Perhaps better mangling prefixes are 'GI' for the initialization function, and 'Gi' for the sequence of calls.

I can't find thread_local support in the ABI. By inspection GCC emits per-global thread_local dynamic initialization functions, using a TH prefix. Users unsure of whether there is a global init ('extern thread_local T var;'), provide a weak declaration of the function, and do the call-if-non-zero dance. The initializer function maintains a per-thread guard variable. There's no guarantee that thread_locals declared earlier in a TU are dynamically initialized before a later variable is. Perhaps we can just punt on thread_local? Otherwise, it seems a quite expensive thread-startup cost, unless we can guarantee the static linker optimizes it. Global thread locals are expensive, but at least you only pay that cost per-use.

urnathan commented 4 years ago

We have a vendor extension of constructor priorities, I suspect other implementations have that too. I do not propose doing anything to change that -- priorities are essentially an attempt at getting some kind of global constructor ordering, and it's somewhat brittle. It would be very expensive to apply the kind of ordering 1874 requests across each priority level. Let's not go there.

urnathan commented 3 years ago

While the above scheme works, we could do better. I disregarded this potential optimization as I thought it required collusion between the compiler-generating-the-obj and the compiler-generating-the-cmi. These are very often the same compilation, but that need not be the case. In GCC I added -fmodule-only to elide generation of the object file, at user request. Now modules landed in GCC I have of course received a bug report about unnecessary startup goup. Specifically, when compiling interface X, we know whether that object has dynamic initializers and/or imports modules that have them. 1) we can elide calling a global-module-ctor for imports that have no dynamic initialization and 2) if we also have no dynamic initializers we do not need to emit the global module constructor. but doing so relies on us knowing that the compiler emitting the object has made the same determination about the existence of dynamic initializations.
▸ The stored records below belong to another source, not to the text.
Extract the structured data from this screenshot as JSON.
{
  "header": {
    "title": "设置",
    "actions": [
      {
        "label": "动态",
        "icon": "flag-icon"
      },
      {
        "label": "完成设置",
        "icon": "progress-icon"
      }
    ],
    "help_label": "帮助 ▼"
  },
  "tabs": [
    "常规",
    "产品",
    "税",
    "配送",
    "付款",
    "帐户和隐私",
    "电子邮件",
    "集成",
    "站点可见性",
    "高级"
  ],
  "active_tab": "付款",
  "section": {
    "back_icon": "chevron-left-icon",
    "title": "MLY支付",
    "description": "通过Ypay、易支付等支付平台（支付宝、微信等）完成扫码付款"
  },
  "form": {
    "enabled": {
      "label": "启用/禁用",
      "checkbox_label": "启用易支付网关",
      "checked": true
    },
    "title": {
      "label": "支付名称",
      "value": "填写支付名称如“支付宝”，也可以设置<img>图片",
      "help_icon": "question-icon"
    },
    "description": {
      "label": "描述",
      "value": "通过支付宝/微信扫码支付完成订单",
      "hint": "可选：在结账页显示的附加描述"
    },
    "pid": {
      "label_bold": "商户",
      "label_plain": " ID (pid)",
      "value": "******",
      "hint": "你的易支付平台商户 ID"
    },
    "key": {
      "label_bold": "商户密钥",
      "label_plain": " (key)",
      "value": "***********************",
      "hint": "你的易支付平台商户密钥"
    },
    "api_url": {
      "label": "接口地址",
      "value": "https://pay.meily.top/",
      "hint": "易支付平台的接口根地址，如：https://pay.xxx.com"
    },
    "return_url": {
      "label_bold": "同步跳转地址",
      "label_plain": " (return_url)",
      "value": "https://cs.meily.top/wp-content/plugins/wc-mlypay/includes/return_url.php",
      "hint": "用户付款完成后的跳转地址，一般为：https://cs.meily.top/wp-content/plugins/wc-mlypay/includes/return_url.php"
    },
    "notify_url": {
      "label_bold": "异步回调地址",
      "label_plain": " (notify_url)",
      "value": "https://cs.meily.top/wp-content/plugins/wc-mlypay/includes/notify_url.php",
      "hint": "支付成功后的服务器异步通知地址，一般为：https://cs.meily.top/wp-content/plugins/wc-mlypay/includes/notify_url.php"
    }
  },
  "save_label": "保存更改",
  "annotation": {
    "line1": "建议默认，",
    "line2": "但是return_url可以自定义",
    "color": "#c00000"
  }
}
And it might have made a different decision about promoting a dynamic initialization to a static one. (different optimization level?). If 'has dynamic initialization' is determined before any such promotion, then it is a property of the source, and we can rely on it. Thus I propose 1) you only emit calls to known-needed module-global-ctors (this can be indicated by some flag in the module's CMI) 2) you only emit a module-global-ctor when it is known non-empty.

fweimer-rh commented 3 years ago

The dynamic linker also needs to know the number of global objects. At least in the glibc implementation, we cannot throw from an ELF constructor if there is a memory allocation failure while for the bookkeeping data which is needed to record the initialization order.

This is also a bug in the current implementation of C++ global data objects, and fixing it has ABI impact (but perhaps not at the Itanium ABI layer).

urnathan commented 3 years ago

Thanks Florian, that sounds like an orthogonal problem. There's a variant of #2 in that we could emit an empty function (other than the minimal setup/teardown) in the cases where there are no dynamic inits. That'd leave #1 to be an implementation detail, but with the ABI-visible behaviour of the dynamic-module-ctor not being a hook into which arbitrary code could be injected.